In der vierten Folge von "Unter Druck" widmen wir uns der komplexen Beziehung zwischen Stress und Schlaf. Wir schauen darauf, wie unser Schlaf reguliert wird - und warum nicht allein die Dauer, sondern vor allem die Qualität entscheidend dafür sind, ob wir uns erholt und leistungsbereit fühlen.
Wie Stress unseren Schlaf beeinflusst, zeigt sich bei der sogenannten insomnischen Störung.

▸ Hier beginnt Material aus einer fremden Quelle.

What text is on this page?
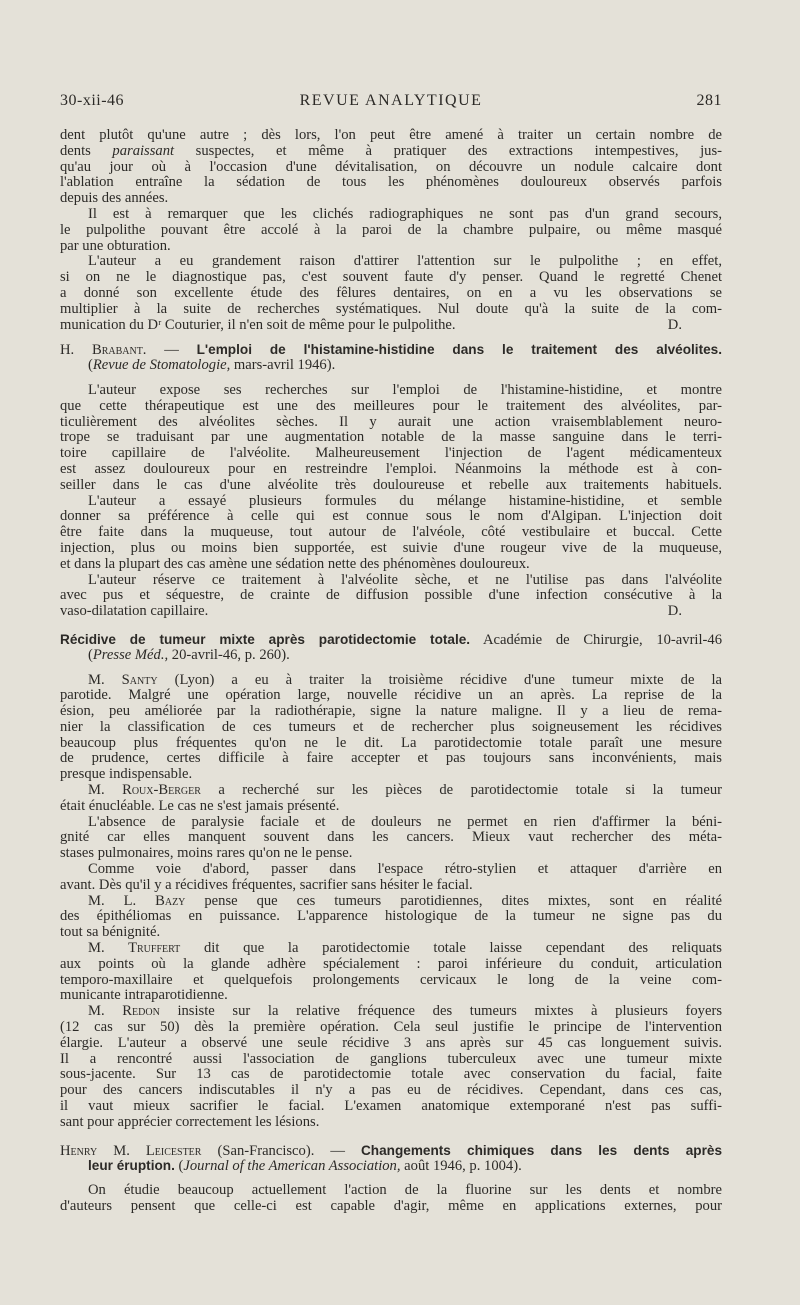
30-xii-46	REVUE ANALYTIQUE	281
dent plutôt qu'une autre ; dès lors, l'on peut être amené à traiter un certain nombre de
dents paraissant suspectes, et même à pratiquer des extractions intempestives, jus-
qu'au jour où à l'occasion d'une dévitalisation, on découvre un nodule calcaire dont
l'ablation entraîne la sédation de tous les phénomènes douloureux observés parfois
depuis des années.
Il est à remarquer que les clichés radiographiques ne sont pas d'un grand secours,
le pulpolithe pouvant être accolé à la paroi de la chambre pulpaire, ou même masqué
par une obturation.
L'auteur a eu grandement raison d'attirer l'attention sur le pulpolithe ; en effet,
si on ne le diagnostique pas, c'est souvent faute d'y penser. Quand le regretté Chenet
a donné son excellente étude des fêlures dentaires, on en a vu les observations se
multiplier à la suite de recherches systématiques. Nul doute qu'à la suite de la com-
munication du Dʳ Couturier, il n'en soit de même pour le pulpolithe.	D.
H. Brabant. — L'emploi de l'histamine-histidine dans le traitement des alvéolites.
(Revue de Stomatologie, mars-avril 1946).
L'auteur expose ses recherches sur l'emploi de l'histamine-histidine, et montre
que cette thérapeutique est une des meilleures pour le traitement des alvéolites, par-
ticulièrement des alvéolites sèches. Il y aurait une action vraisemblablement neuro-
trope se traduisant par une augmentation notable de la masse sanguine dans le terri-
toire capillaire de l'alvéolite. Malheureusement l'injection de l'agent médicamenteux
est assez douloureux pour en restreindre l'emploi. Néanmoins la méthode est à con-
seiller dans le cas d'une alvéolite très douloureuse et rebelle aux traitements habituels.
L'auteur a essayé plusieurs formules du mélange histamine-histidine, et semble
donner sa préférence à celle qui est connue sous le nom d'Algipan. L'injection doit
être faite dans la muqueuse, tout autour de l'alvéole, côté vestibulaire et buccal. Cette
injection, plus ou moins bien supportée, est suivie d'une rougeur vive de la muqueuse,
et dans la plupart des cas amène une sédation nette des phénomènes douloureux.
L'auteur réserve ce traitement à l'alvéolite sèche, et ne l'utilise pas dans l'alvéolite
avec pus et séquestre, de crainte de diffusion possible d'une infection consécutive à la
vaso-dilatation capillaire.	D.
Récidive de tumeur mixte après parotidectomie totale. Académie de Chirurgie, 10-avril-46
(Presse Méd., 20-avril-46, p. 260).
M. Santy (Lyon) a eu à traiter la troisième récidive d'une tumeur mixte de la
parotide. Malgré une opération large, nouvelle récidive un an après. La reprise de la
ésion, peu améliorée par la radiothérapie, signe la nature maligne. Il y a lieu de rema-
nier la classification de ces tumeurs et de rechercher plus soigneusement les récidives
beaucoup plus fréquentes qu'on ne le dit. La parotidectomie totale paraît une mesure
de prudence, certes difficile à faire accepter et pas toujours sans inconvénients, mais
presque indispensable.
M. Roux-Berger a recherché sur les pièces de parotidectomie totale si la tumeur
était énucléable. Le cas ne s'est jamais présenté.
L'absence de paralysie faciale et de douleurs ne permet en rien d'affirmer la béni-
gnité car elles manquent souvent dans les cancers. Mieux vaut rechercher des méta-
stases pulmonaires, moins rares qu'on ne le pense.
Comme voie d'abord, passer dans l'espace rétro-stylien et attaquer d'arrière en
avant. Dès qu'il y a récidives fréquentes, sacrifier sans hésiter le facial.
M. L. Bazy pense que ces tumeurs parotidiennes, dites mixtes, sont en réalité
des épithéliomas en puissance. L'apparence histologique de la tumeur ne signe pas du
tout sa bénignité.
M. Truffert dit que la parotidectomie totale laisse cependant des reliquats
aux points où la glande adhère spécialement : paroi inférieure du conduit, articulation
temporo-maxillaire et quelquefois prolongements cervicaux le long de la veine com-
municante intraparotidienne.
M. Redon insiste sur la relative fréquence des tumeurs mixtes à plusieurs foyers
(12 cas sur 50) dès la première opération. Cela seul justifie le principe de l'intervention
élargie. L'auteur a observé une seule récidive 3 ans après sur 45 cas longuement suivis.
Il a rencontré aussi l'association de ganglions tuberculeux avec une tumeur mixte
sous-jacente. Sur 13 cas de parotidectomie totale avec conservation du facial, faite
pour des cancers indiscutables il n'y a pas eu de récidives. Cependant, dans ces cas,
il vaut mieux sacrifier le facial. L'examen anatomique extemporané n'est pas suffi-
sant pour apprécier correctement les lésions.
Henry M. Leicester (San-Francisco). — Changements chimiques dans les dents après
leur éruption. (Journal of the American Association, août 1946, p. 1004).
On étudie beaucoup actuellement l'action de la fluorine sur les dents et nombre
d'auteurs pensent que celle-ci est capable d'agir, même en applications externes, pour
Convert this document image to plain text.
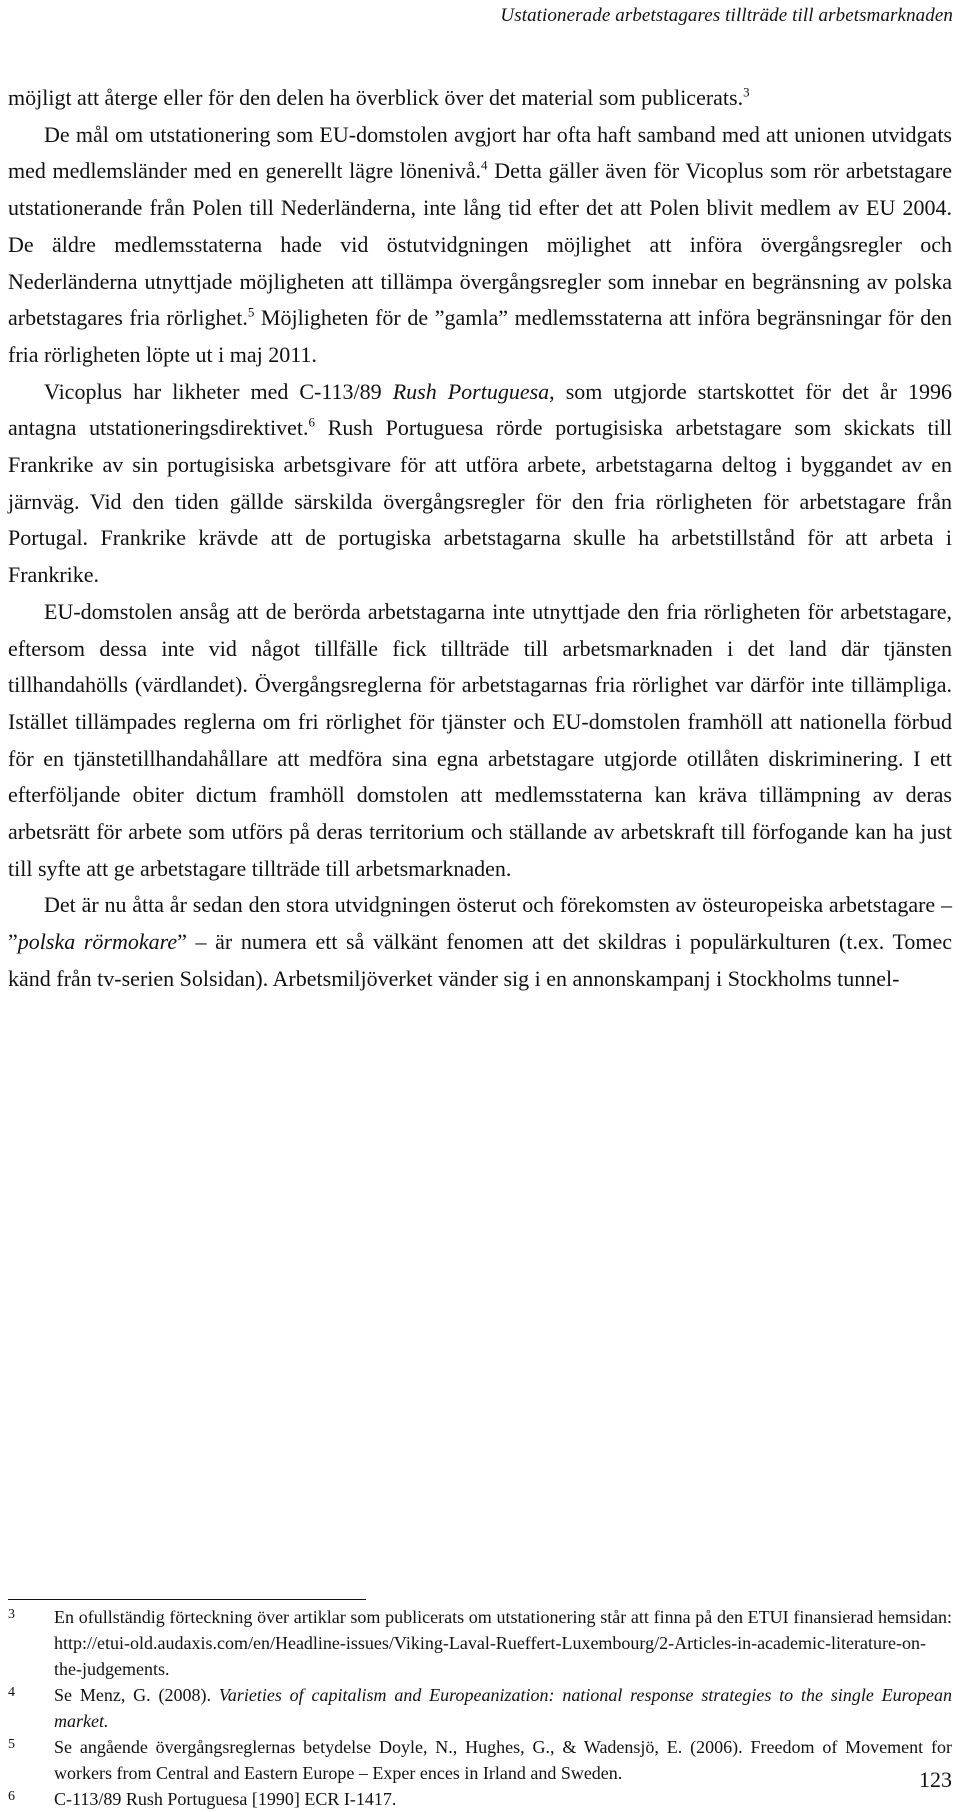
Ustationerade arbetstagares tillträde till arbetsmarknaden

möjligt att återge eller för den delen ha överblick över det material som publicerats.$^3$

De mål om utstationering som EU-domstolen avgjort har ofta haft samband med att unionen utvidgats med medlemsländer med en generellt lägre lönenivå.$^4$ Detta gäller även för Vicoplus som rör arbetstagare utstationerande från Polen till Nederländerna, inte lång tid efter det att Polen blivit medlem av EU 2004. De äldre medlemsstaterna hade vid östutvidgningen möjlighet att införa övergångsregler och Nederländerna utnyttjade möjligheten att tillämpa övergångsregler som innebar en begränsning av polska arbetstagares fria rörlighet.$^5$ Möjligheten för de ”gamla” medlemsstaterna att införa begränsningar för den fria rörligheten löpte ut i maj 2011.

Vicoplus har likheter med C-113/89 Rush Portuguesa, som utgjorde startskottet för det år 1996 antagna utstationeringsdirektivet.$^6$ Rush Portuguesa rörde portugisiska arbetstagare som skickats till Frankrike av sin portugisiska arbetsgivare för att utföra arbete, arbetstagarna deltog i byggandet av en järnväg. Vid den tiden gällde särskilda övergångsregler för den fria rörligheten för arbetstagare från Portugal. Frankrike krävde att de portugiska arbetstagarna skulle ha arbetstillstånd för att arbeta i Frankrike.

EU-domstolen ansåg att de berörda arbetstagarna inte utnyttjade den fria rörligheten för arbetstagare, eftersom dessa inte vid något tillfälle fick tillträde till arbetsmarknaden i det land där tjänsten tillhandahölls (värdlandet). Övergångsreglerna för arbetstagarnas fria rörlighet var därför inte tillämpliga. Istället tillämpades reglerna om fri rörlighet för tjänster och EU-domstolen framhöll att nationella förbud för en tjänstetillhandahållare att medföra sina egna arbetstagare utgjorde otillåten diskriminering. I ett efterföljande obiter dictum framhöll domstolen att medlemsstaterna kan kräva tillämpning av deras arbetsrätt för arbete som utförs på deras territorium och ställande av arbetskraft till förfogande kan ha just till syfte att ge arbetstagare tillträde till arbetsmarknaden.

Det är nu åtta år sedan den stora utvidgningen österut och förekomsten av östeuropeiska arbetstagare – ”polska rörmokare” – är numera ett så välkänt fenomen att det skildras i populärkulturen (t.ex. Tomec känd från tv-serien Solsidan). Arbetsmiljöverket vänder sig i en annonskampanj i Stockholms tunnel-

3	En ofullständig förteckning över artiklar som publicerats om utstationering står att finna på den ETUI finansierad hemsidan: http://etui-old.audaxis.com/en/Headline-issues/Viking-Laval-Rueffert-Luxembourg/2-Articles-in-academic-literature-on-the-judgements.
4	Se Menz, G. (2008). Varieties of capitalism and Europeanization: national response strategies to the single European market.
5	Se angående övergångsreglernas betydelse Doyle, N., Hughes, G., & Wadensjö, E. (2006). Freedom of Movement for workers from Central and Eastern Europe – Exper ences in Irland and Sweden.
6	C-113/89 Rush Portuguesa [1990] ECR I-1417.
123
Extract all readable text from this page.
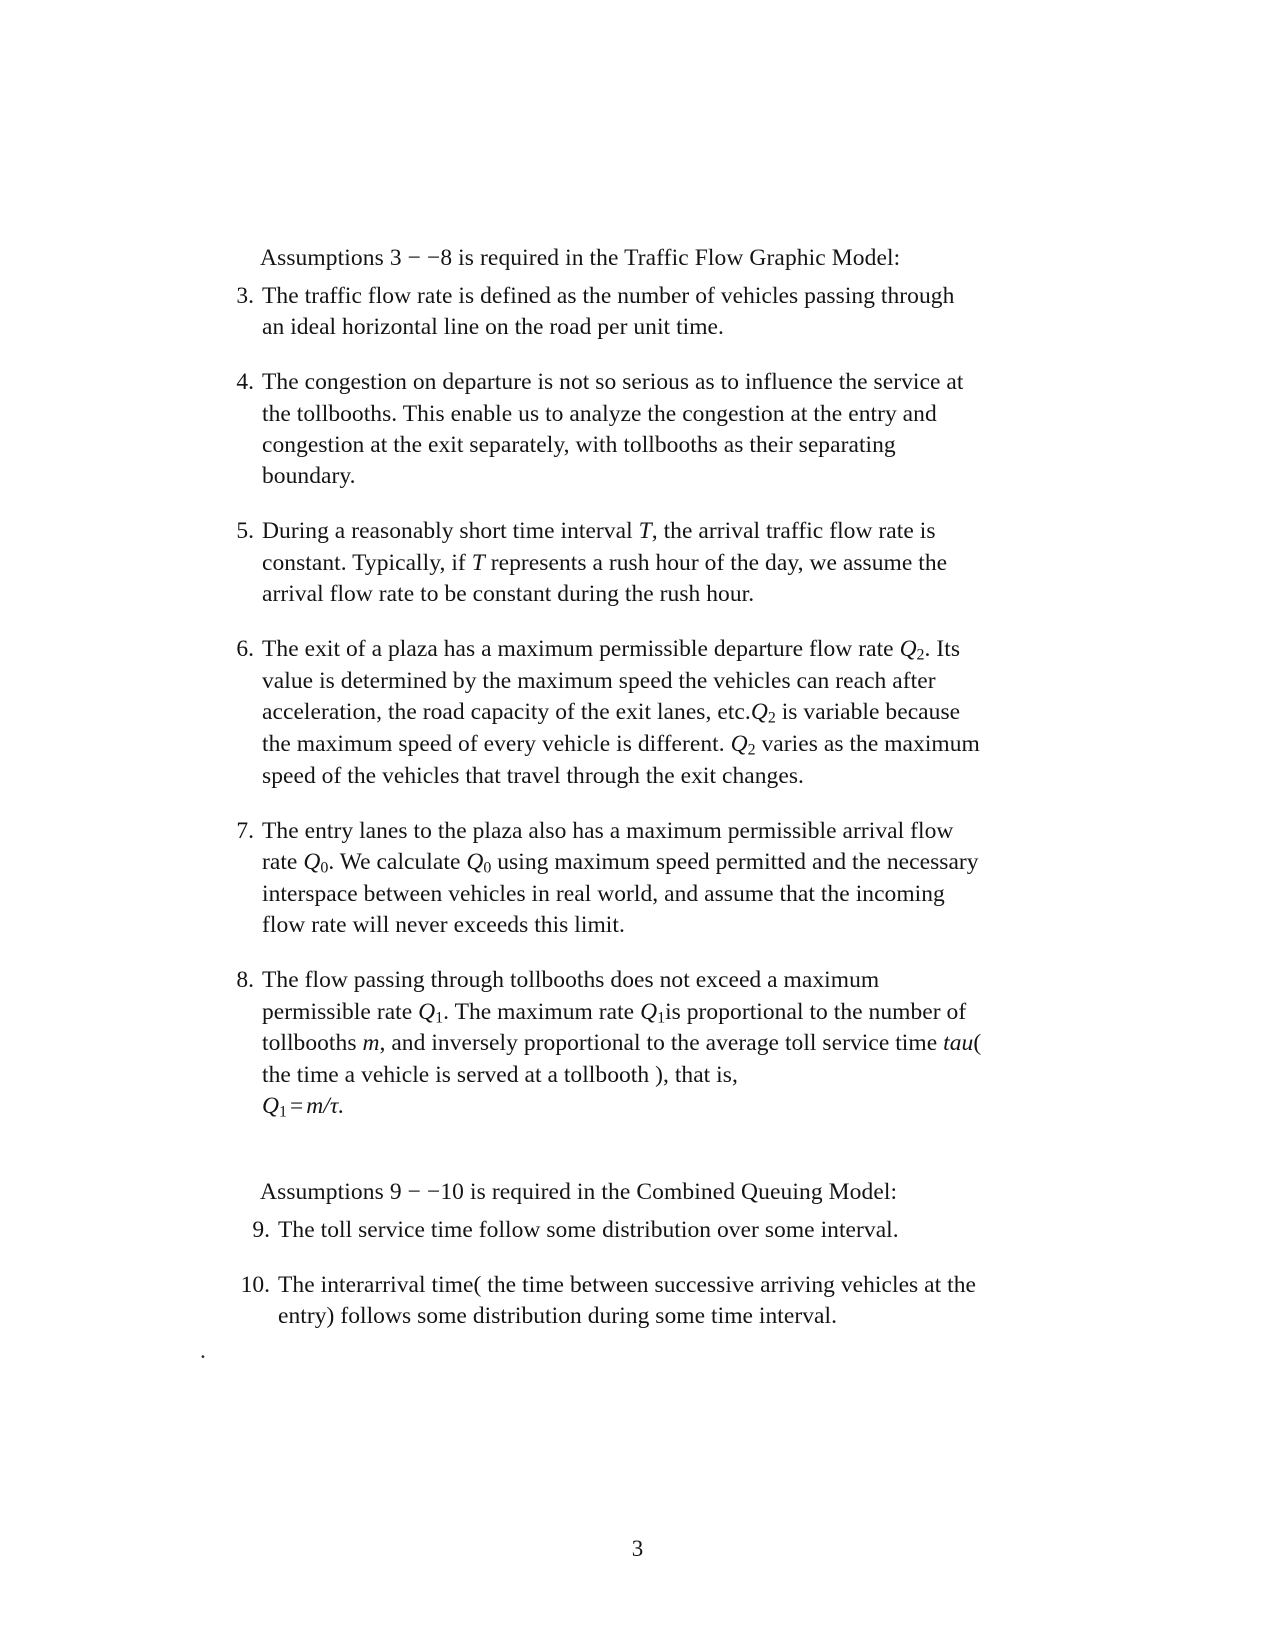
Assumptions 3 − −8 is required in the Traffic Flow Graphic Model:

3. The traffic flow rate is defined as the number of vehicles passing through an ideal horizontal line on the road per unit time.
4. The congestion on departure is not so serious as to influence the service at the tollbooths. This enable us to analyze the congestion at the entry and congestion at the exit separately, with tollbooths as their separating boundary.
5. During a reasonably short time interval T, the arrival traffic flow rate is constant. Typically, if T represents a rush hour of the day, we assume the arrival flow rate to be constant during the rush hour.
6. The exit of a plaza has a maximum permissible departure flow rate $Q_2$. Its value is determined by the maximum speed the vehicles can reach after acceleration, the road capacity of the exit lanes, $etc.Q_2$ is variable because the maximum speed of every vehicle is different. $Q_2$ varies as the maximum speed of the vehicles that travel through the exit changes.
7. The entry lanes to the plaza also has a maximum permissible arrival flow rate $Q_0$. We calculate $Q_0$ using maximum speed permitted and the necessary interspace between vehicles in real world, and assume that the incoming flow rate will never exceeds this limit.
8. The flow passing through tollbooths does not exceed a maximum permissible rate $Q_1$. The maximum rate $Q_1is$ proportional to the number of tollbooths m, and inversely proportional to the average toll service time tau( the time a vehicle is served at a tollbooth ), that is,
$Q_1 = m/\tau$.

Assumptions 9 − −10 is required in the Combined Queuing Model:

9. The toll service time follow some distribution over some interval.
10. The interarrival time( the time between successive arriving vehicles at the entry) follows some distribution during some time interval.
.
3
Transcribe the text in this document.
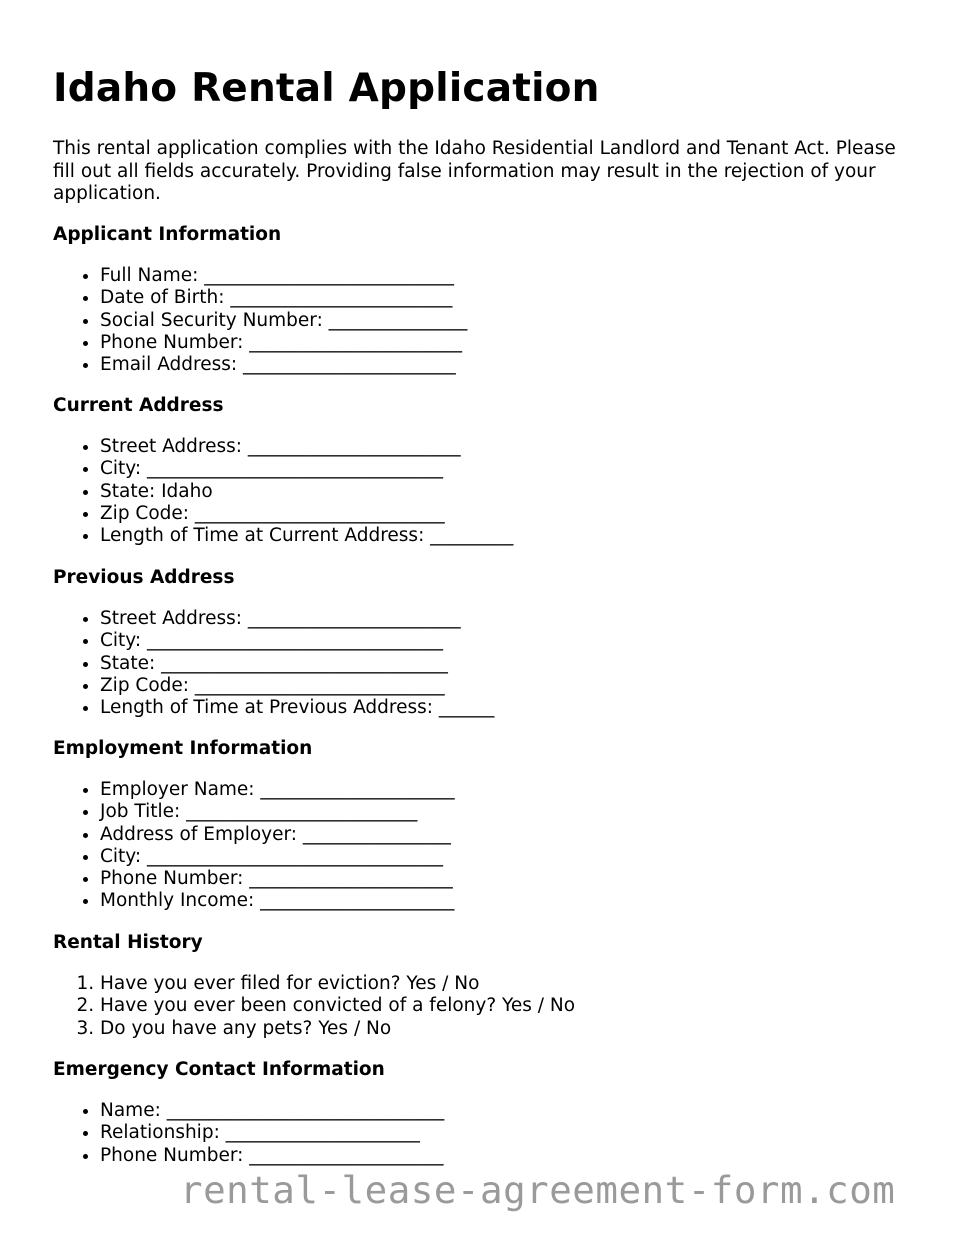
Idaho Rental Application

This rental application complies with the Idaho Residential Landlord and Tenant Act. Please fill out all fields accurately. Providing false information may result in the rejection of your application.

Applicant Information
• Full Name: ___________________________
• Date of Birth: ________________________
• Social Security Number: _______________
• Phone Number: _______________________
• Email Address: _______________________
Current Address
• Street Address: _______________________
• City: ________________________________
• State: Idaho
• Zip Code: ___________________________
• Length of Time at Current Address: _________
Previous Address
• Street Address: _______________________
• City: ________________________________
• State: _______________________________
• Zip Code: ___________________________
• Length of Time at Previous Address: ______
Employment Information
• Employer Name: _____________________
• Job Title: _________________________
• Address of Employer: ________________
• City: ________________________________
• Phone Number: ______________________
• Monthly Income: _____________________
Rental History
1. Have you ever filed for eviction? Yes / No
2. Have you ever been convicted of a felony? Yes / No
3. Do you have any pets? Yes / No
Emergency Contact Information
• Name: ______________________________
• Relationship: _____________________
• Phone Number: _____________________
rental-lease-agreement-form.com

Demnach können chronische Belastungen zu einer anhaltenden Überaktivierung des Gehirns führen und Ein- und Durchschlafprobleme begünstigen. Gleichzeitig können Sorgen über den eigenen Schlaf und nächtliches Grübeln die Schlafstörung weiter verstärken - ein Teufelskreis, bei dem sich die Probleme der Nacht zunehmend auf den Tag ausweiten.
In dieser Folge zeigen wir außerdem, was evidenzbasierte Schlafmedizin gegen solche Beschwerden tun kann, welche Rolle die sogenannte Schlafhygiene für einen erholsamen Schlaf spielt und warum Schlaftracker und Apps oft zusätzlichen Druck erzeugen.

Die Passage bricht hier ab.